Sie sah ihn an und all die Liebe, die Ben in den letzten Wochen darin gesehen hatte, war verschwunden. Nun begegneten ihm diese Augen nur noch mit Hass. „Was weißt du denn schon! Du glaubst nicht an unsere Lehre. Du bist nur hier, um uns auszuhorchen!“
„Lass … Ben gehen … er hat nichts mit dem Teufel … zu tun.“ Veikko versuchte die Augen offen zu halten, doch es fiel ihm immer schwerer. Zu groß war der Schaden, den die letzte Spritze angerichtet hatte.
„Niemand wird gehen!“, schrie Enni. „NIEMAND!“ Sie griff nach dem Wassereimer, der in der Ecke stand und trat an Veikko heran, um ihn das Blut und den Schweiß vom Körper zu wischen. Er redete weiter auf sie ein – diesmal auf Finnisch – fand aber keinen Adressaten mehr. Enni war weg in ihrer eigenen Welt. Sie lächelte ihn an. „Bald wirst du es geschafft haben. Ich spüre das. Bald bist du wieder bei uns Bruderherz!“ Sie strich eine Strähne aus seinem Gesicht und legte ihre Hand auf seine Wange. „Ich werde niemals zurückkehren!“, flüsterte er leise. Sie zog ihre Hand zurück. „Wie kannst du so etwas nur behaupten“, flüsterte sie und begann erneut an zu weinen. Ihr Körper bebte und zitterte von Tränen geschüttelt. „Wieso? Wieso musstest du nur gehen“, schluchzte sie heraus. „Der Meister hat Recht, die Welt da draußen ist voll von Versuchungen. Von dem Bösen!“
„Es … ist besser … als dieses Gefängnis!“
Sie sprang auf. „Ich werde erst wieder mit dir reden, wenn du bei Verstand bist!“, schrie sie und wenig später knallte die dicke Tür ins Schloss. Sie war gegangen.

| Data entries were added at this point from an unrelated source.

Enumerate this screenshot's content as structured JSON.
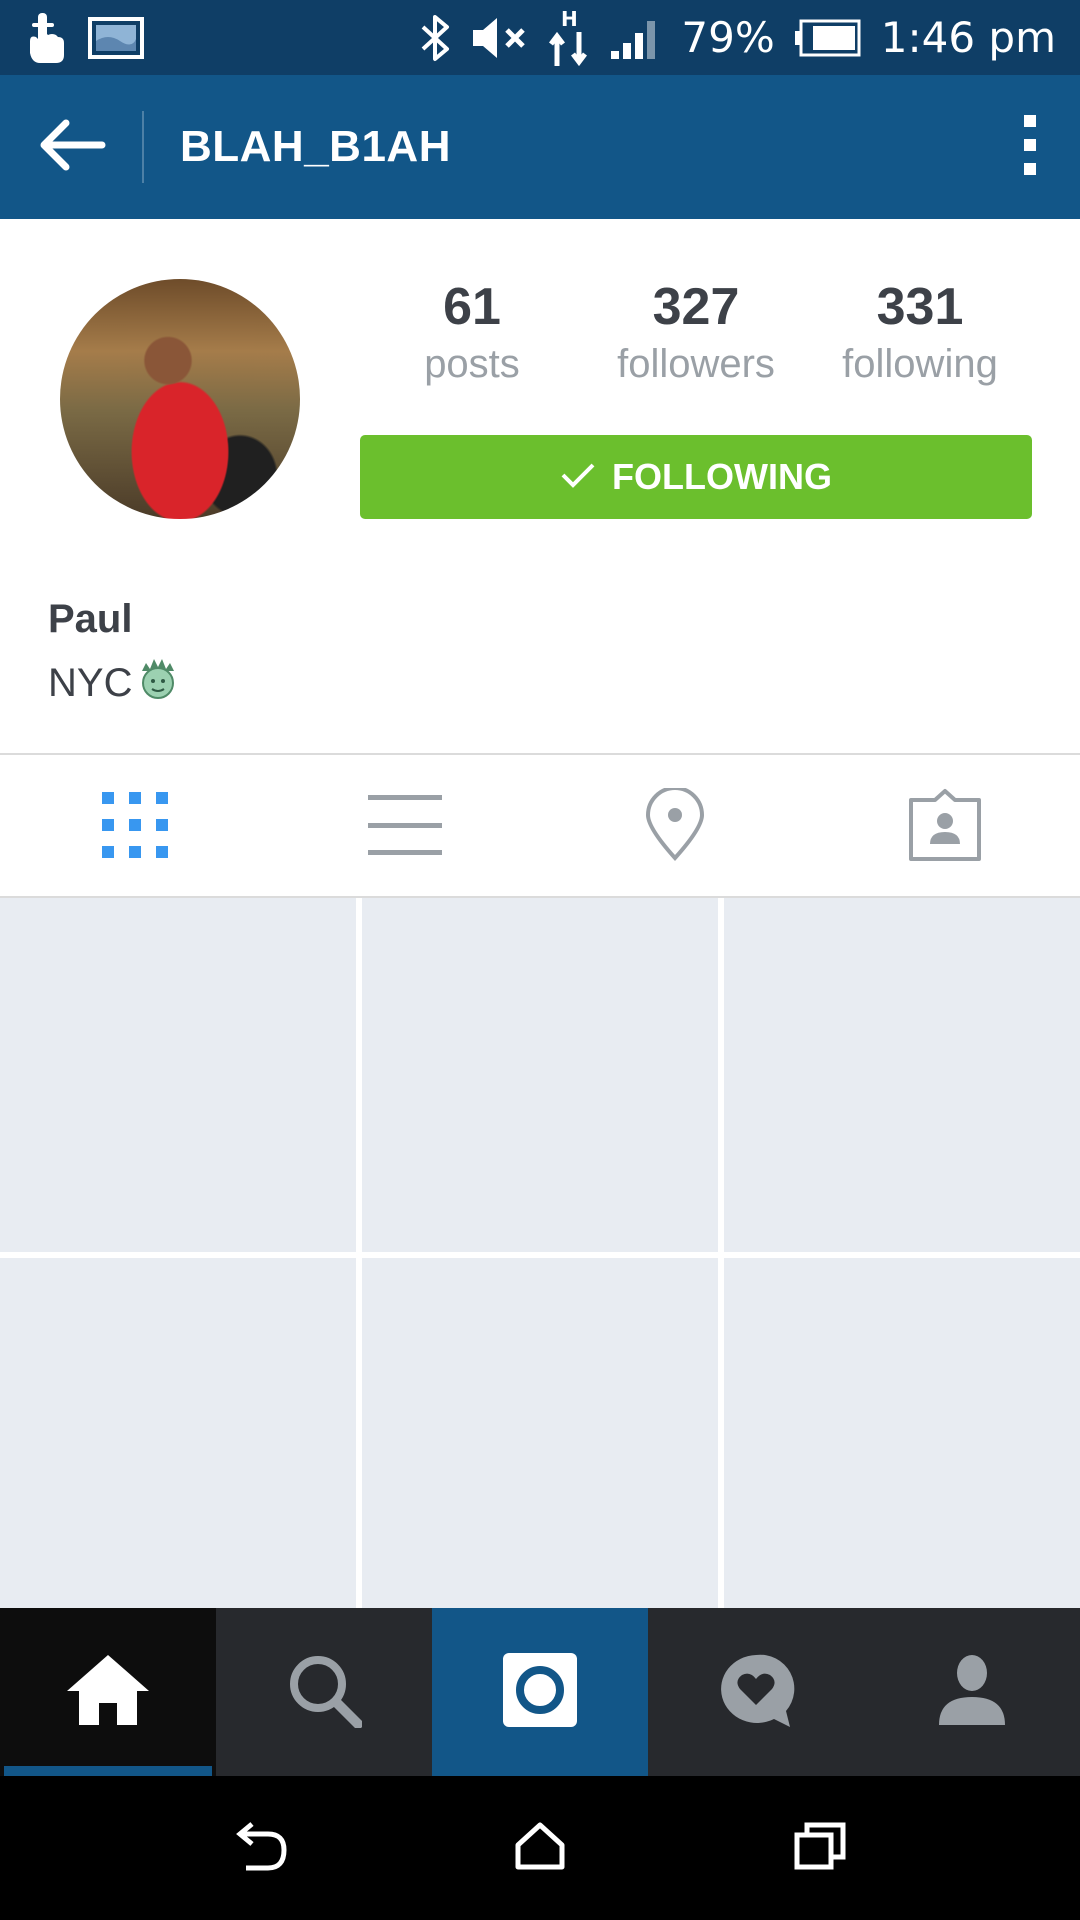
{
  "status_bar": {
    "battery": "79%",
    "time": "1:46 pm",
    "icons": [
      "touch-icon",
      "gallery-icon",
      "bluetooth-icon",
      "mute-icon",
      "hspa-data-icon",
      "signal-icon",
      "battery-icon"
    ]
  },
  "app_bar": {
    "title": "BLAH_B1AH",
    "back_icon": "arrow-left-icon",
    "menu_icon": "more-vertical-icon",
    "color": "#125688"
  },
  "profile": {
    "stats": [
      {
        "value": "61",
        "label": "posts"
      },
      {
        "value": "327",
        "label": "followers"
      },
      {
        "value": "331",
        "label": "following"
      }
    ],
    "follow_button": {
      "label": "FOLLOWING",
      "icon": "check-icon",
      "color": "#6bbf2d"
    },
    "name": "Paul",
    "bio": "NYC",
    "bio_emoji": "statue-of-liberty-icon"
  },
  "view_tabs": [
    {
      "name": "grid",
      "icon": "grid-icon",
      "active": true
    },
    {
      "name": "list",
      "icon": "list-icon",
      "active": false
    },
    {
      "name": "map",
      "icon": "location-pin-icon",
      "active": false
    },
    {
      "name": "tagged",
      "icon": "tagged-photos-icon",
      "active": false
    }
  ],
  "grid": {
    "tile_count": 6,
    "tile_color": "#e8ecf2"
  },
  "bottom_nav": [
    {
      "name": "home",
      "icon": "home-icon",
      "active": true
    },
    {
      "name": "search",
      "icon": "search-icon",
      "active": false
    },
    {
      "name": "camera",
      "icon": "camera-icon",
      "active": false
    },
    {
      "name": "activity",
      "icon": "heart-bubble-icon",
      "active": false
    },
    {
      "name": "profile",
      "icon": "person-icon",
      "active": false
    }
  ],
  "system_nav": [
    "back-icon",
    "home-outline-icon",
    "recents-icon"
  ]
}
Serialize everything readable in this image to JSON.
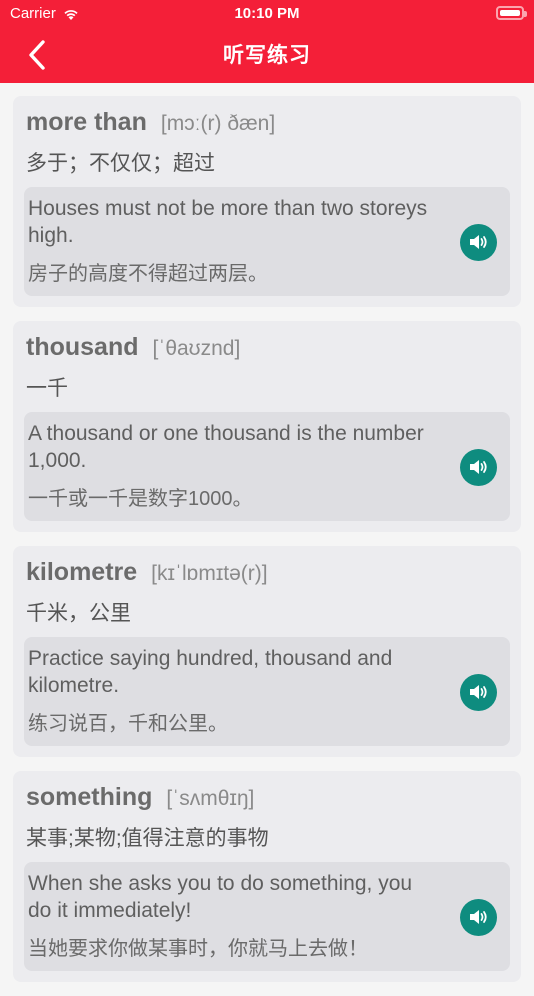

„Wie geht es dir?“, fragte Ben und sah in Veikkos erschöpften Augen.
„Super“, murmelte der Schwarzhaarige leise. „Es ging mir noch nie besser.“
„Wie lange hältst du noch durch?“, stellte der deutsche Kommissar nun die Fragen aller Fragen. „Ich weiß nicht. Ich fühle mich jetzt schon, als hätte mich ein LKW überfahren“ Ben schluckte. Er hatte so etwas bereits vermutet. Sie brauchten wohl mehr als Glück, um hier herauszukommen. „Und es kann wirklich nur jemand wie Mikael deinen Hinweis knacken?“, hakte er nach.
„Ich … hoffe nicht“, nuschelte Veikko. „Denn dann hätte … wir keine Chance. Antti würde ihn niemals hier hereinziehen. Er wird ihn beschützen wollen und Außen vorlassen.“ Der Finne sah ihn an. „Du hättest mir nicht … helfen sollen.“
„Und dann? Was dann?“
Veikko lachte leise auf. „Ich … ich hatte einen Plan. Ich hätte ihn dir erzählt … nach dem Ritual …“
Ben stöhnte. „Und das hätte ich woher wissen sollen?! Es ist egal. Ich war sowieso nie wirklich unentdeckt.“
„Es ist auch nicht reichlich intelligent, dass man sich mit seinem richtigen Namen hier vorstellt“, erwiderte der Schwarzhaarige.
„Likpi meinte, dass es hier viele Polizisten gäbe, dass es überhaupt kein Problem sei.“
„Likpi ist ein Idiot. Die haben dich durchleuchtet und sind auf etwas gestoßen, was dich mehr als gefährlich macht.“
Ben zog die Augenbrauen zusammen. „Und das wäre?“
„Mikael.“
„Mikael? Wieso Mikael?“
Es herrschte einige Minuten Stille, ehe Veikko ihm antwortete. „Sie haben mich beobachtet, ehe sie mich … entführt haben. Sie haben mich bei Mikael gesehen und wenn sein Name dort auftaucht, dann ist es doch klar, dass du auch mich kennen musst.“
Ben lehnte sich an die Wand und schloss die Augen. Natürlich hatte Veikko mit jedem Wort Recht. Er war diesen Einsatz wohl viel zu leichtsinnig angegangen.